Gays, LGBT groups and elected officials sued Tennessee in state court June 13 over a new law that prohibits cities, counties and school districts from having laws or policies that protect LGBT people from discrimination.
The law says, "No local government shall by ordinance, resolution, or any other means impose on or make applicable to any person an anti-discrimination practice, standard, definition, or provision that shall deviate from, modify, supplement, add to, change, or vary in any manner from" state law.
The statute targeted a Nashville law that prohibited metropolitan government contractors from discriminating on the basis of sexual orientation or gender identity through their employment practices.
The lawsuit says, "HB600 embodies an animus toward gay and transgender people so strong that the Tennessee legislature was willing to repeal policies protecting students against bullying and harassment and to make other groups suffer as well, merely to prevent gay and transgender citizens from obtaining needed protections."
Lead attorney Abby Rubenfeld said: "They passed a law based on disapproval of gay and transgender people, which the Tennessee and U.S. constitutions do not permit. Fifteen years ago, in factin a case quite similar to this onethe U.S. Supreme Court ruled that 'if the constitutional conception of "equal protection of the laws" means anything, it must at the very least mean that a bare ... desire to harm a politically unpopular group cannot constitute a legitimate governmental interest.'"
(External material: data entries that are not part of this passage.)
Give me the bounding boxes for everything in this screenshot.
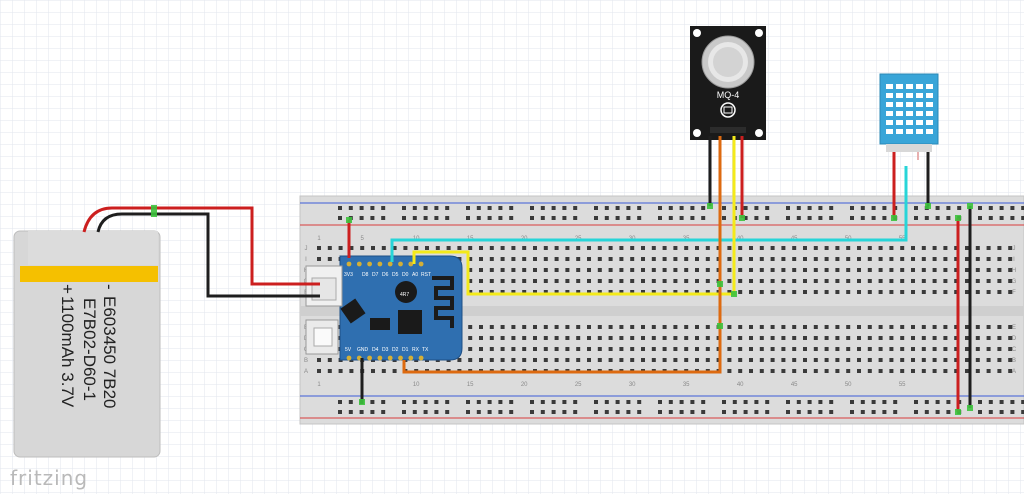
row-label: H <box>1012 268 1016 274</box>
pin-label-tx: TX <box>422 347 429 353</box>
column-label: 1 <box>317 236 321 242</box>
inductor-label: 4R7 <box>400 292 409 298</box>
battery-polarity-minus: - <box>100 284 119 290</box>
fritzing-logo: fritzing <box>10 466 89 490</box>
column-label: 25 <box>575 382 582 388</box>
row-label: J <box>305 246 308 252</box>
wire-red-battery <box>154 206 320 286</box>
pin-label-d4: D4 <box>372 347 379 353</box>
column-label: 55 <box>899 382 906 388</box>
pin-label-d0: D0 <box>402 272 409 278</box>
battery-black-lead <box>96 212 154 233</box>
column-label: 30 <box>629 382 636 388</box>
wemos-d1-mini-board: 3V3 D8 D7 D6 D5 D0 A0 RST 5V GND D4 D3 D… <box>305 255 463 361</box>
mq4-label: MQ-4 <box>717 90 740 100</box>
row-label: E <box>1012 325 1016 331</box>
row-label: I <box>305 257 307 263</box>
column-label: 5 <box>361 236 365 242</box>
lipo-battery: - E603450 7B20 E7B02-D60-1 + 1100mAh 3.7… <box>13 230 161 458</box>
battery-red-lead <box>82 206 154 233</box>
row-label: F <box>1012 290 1016 296</box>
pin-label-rst: RST <box>421 272 431 278</box>
column-label: 1 <box>317 382 321 388</box>
battery-label-line3: 1100mAh 3.7V <box>58 296 77 408</box>
mq4-gas-sensor: MQ-4 <box>690 26 766 140</box>
pin-label-d7: D7 <box>372 272 379 278</box>
pin-label-d6: D6 <box>382 272 389 278</box>
column-label: 40 <box>737 382 744 388</box>
wire-yellow-mq4-signal <box>412 136 736 296</box>
pin-label-d2: D2 <box>392 347 399 353</box>
battery-polarity-plus: + <box>58 284 77 294</box>
column-label: 45 <box>791 382 798 388</box>
column-label: 20 <box>521 382 528 388</box>
pin-label-d5: D5 <box>392 272 399 278</box>
regulator-chip <box>398 310 422 334</box>
row-label: I <box>1013 257 1015 263</box>
row-label: A <box>304 369 308 375</box>
pin-label-d8: D8 <box>362 272 369 278</box>
column-label: 35 <box>683 382 690 388</box>
dht11-sensor <box>879 73 939 152</box>
battery-label-line2: E7B02-D60-1 <box>80 298 99 401</box>
board-bottom-pin-labels: 5V GND D4 D3 D2 D1 RX TX <box>345 347 429 353</box>
row-label: D <box>1012 336 1017 342</box>
row-label: G <box>1012 279 1017 285</box>
wire-black-battery <box>154 212 320 298</box>
charger-chip <box>340 298 366 324</box>
battery-label-line1: E603450 7B20 <box>100 296 119 409</box>
pin-label-5v: 5V <box>345 347 352 353</box>
pin-label-3v3: 3V3 <box>344 272 353 278</box>
pin-label-d1: D1 <box>402 347 409 353</box>
row-label: A <box>1012 369 1016 375</box>
board-top-pin-labels: 3V3 D8 D7 D6 D5 D0 A0 RST <box>344 272 431 278</box>
column-label: 50 <box>845 382 852 388</box>
row-label: C <box>1012 347 1017 353</box>
row-label: B <box>1012 358 1016 364</box>
inductor <box>395 281 417 303</box>
wire-cyan-dht-data <box>390 166 908 262</box>
pin-label-d3: D3 <box>382 347 389 353</box>
pin-label-rx: RX <box>412 347 420 353</box>
row-label: B <box>304 358 308 364</box>
row-label: J <box>1013 246 1016 252</box>
column-label: 15 <box>467 382 474 388</box>
pin-label-gnd: GND <box>357 347 369 353</box>
pin-label-a0: A0 <box>412 272 418 278</box>
column-label: 10 <box>413 382 420 388</box>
In that ruling, the Supreme Court struck down Colorado's Amendment 2, which barred any laws anywhere in the state that protected gay people from discrimination.
Plaintiffs in the Tennessee lawsuit include Nashville Metro Councilmembers Erik Cole, Erica Gilmore and Mike Jameson; high-school student Shirit Pankowsky (founder of Martin Luther King, Jr. High School's Gay/Straight Alliance); Marisa Richmond, president of the Tennessee Transgender Political Coalition; Wesley Roberts, a teacher and GSA co-sponsor at Hume-Fogg Academic Magnet School; the Tennessee Equality Project; and the Tennessee Transgender Political Coalition.
"The state legislation was disguised as an effort to ensure consistent business regulations across Tennessee counties," said Jameson. "But that was a Trojan-horse pretext for getting this passed. Every county has unique zoning regulations, unique employment regulations, and so forth. Why is it only now, and only on the issue of discrimination, that we suddenly need uniformity?"
The National Center for Lesbian Rights and Morrison & Foerster also are representing plaintiffs in the case.
"Under the very thin guise of protecting businesses and commerce, Tennessee passed a law specifically intended to encourage discrimination against lesbian, gay, bisexual and transgender members of the community," said NCLR Legal Director Shannon Minter. "This law is part of a larger, national strategy to attack cities and counties that attempt to protect their citizens from discrimination based on characteristics that bear no relationship to job performance, talent or one's ability to contribute to society."
The lawsuit says the law violates equal-protection guarantees of the U.S. and Tennessee constitutions.